Aveva perso coscienza. La riprese dopo poco (…). Andava perdendo rapidamente sangue, se lo sentiva per tutto il corpo. “Una raffica” realizzò “è stata una raffica. Dio! Dio!”. Per lui era finita, non aveva più scampo (…). Che cosa orrenda, inammissibile! Ma dov’erano adesso i suoi? La buriana tremenda continuava, gli parve di sentirli gridare poco più avanti (…) Però a lui cosa importava ormai? Per lui era venuto il momento di morire, di morire! (…). No, no, no, non può accadere a me! Non a me! A me no! Sì invece, gli stava accadendo proprio questo. Tanti e tanti altri soldati erano morti, e adesso toccava a lui. Ma allora come avrebbe potuto assolvere il suo compito? Quale compito? Malgrado l’affanno del momento ebbe a un tratto un’illuminazione, anche se, sul principio, molto confusa: la Provvidenza forse l’aveva tenuto in serbo proprio per… per questo? L’aveva destinato a… collaborare all’inizio della risalita, al recupero dell’Italia dalla palude? Nooo… Eppure… Se era così, non gli rimaneva che suggellare la sua opera di trascinatore col sacrificio della giovane vita. Per grazia di Dio lo percepì improvvisamente in modo chiaro, perfetto. … Ma allora già da tempo Dio stava predisponendo il recupero dell’Italia! Quanta pena si dava Dio per le cose degli uomini! “Grazie, Signore Iddio” mormorò Manno col suo ultimo fiato “grazie”.

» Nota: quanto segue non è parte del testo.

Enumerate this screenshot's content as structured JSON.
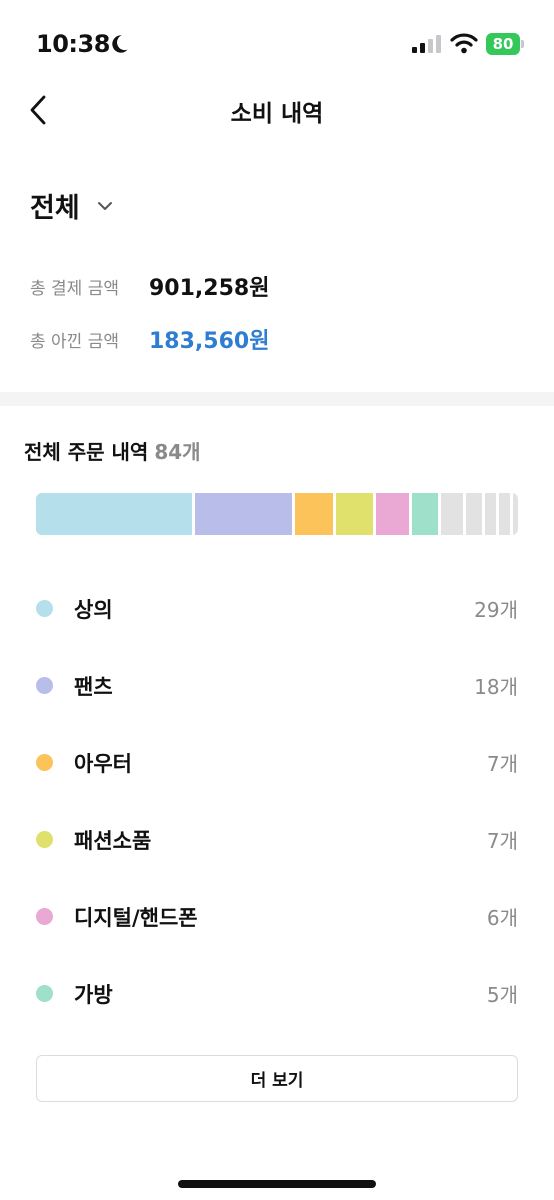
{
  "status_bar": {
    "time": "10:38",
    "battery": "80"
  },
  "header": {
    "title": "소비 내역"
  },
  "filter": {
    "label": "전체"
  },
  "summary": {
    "paid_label": "총 결제 금액",
    "paid_value": "901,258원",
    "saved_label": "총 아낀 금액",
    "saved_value": "183,560원",
    "saved_color": "#2f7dd1"
  },
  "orders": {
    "title": "전체 주문 내역",
    "count": "84개",
    "total": 84
  },
  "categories": [
    {
      "name": "상의",
      "count_label": "29개",
      "count": 29,
      "color": "#b5dfea"
    },
    {
      "name": "팬츠",
      "count_label": "18개",
      "count": 18,
      "color": "#b9bdea"
    },
    {
      "name": "아우터",
      "count_label": "7개",
      "count": 7,
      "color": "#fcc35a"
    },
    {
      "name": "패션소품",
      "count_label": "7개",
      "count": 7,
      "color": "#dfe16c"
    },
    {
      "name": "디지털/핸드폰",
      "count_label": "6개",
      "count": 6,
      "color": "#eaa9d4"
    },
    {
      "name": "가방",
      "count_label": "5개",
      "count": 5,
      "color": "#9ee0c9"
    }
  ],
  "other_segments": [
    4,
    3,
    2,
    2,
    1
  ],
  "other_color": "#e2e2e2",
  "more_button": {
    "label": "더 보기"
  }
}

Sentì, non con l’orecchio della carne ormai, ma coi sensi dello spirito, un principio di fruscio: gli tornarono in mente, come da molto lontano, le parole dell’allievo: “La bandiera!”. Spalancò gli occhi dello spirito per vederla: ma non era la bandiera che frusciava, erano le ali del suo angelo: lo vide in faccia per la prima volta e gli sorrise, mentre intorno a lui si produceva il grande capovolgimento”.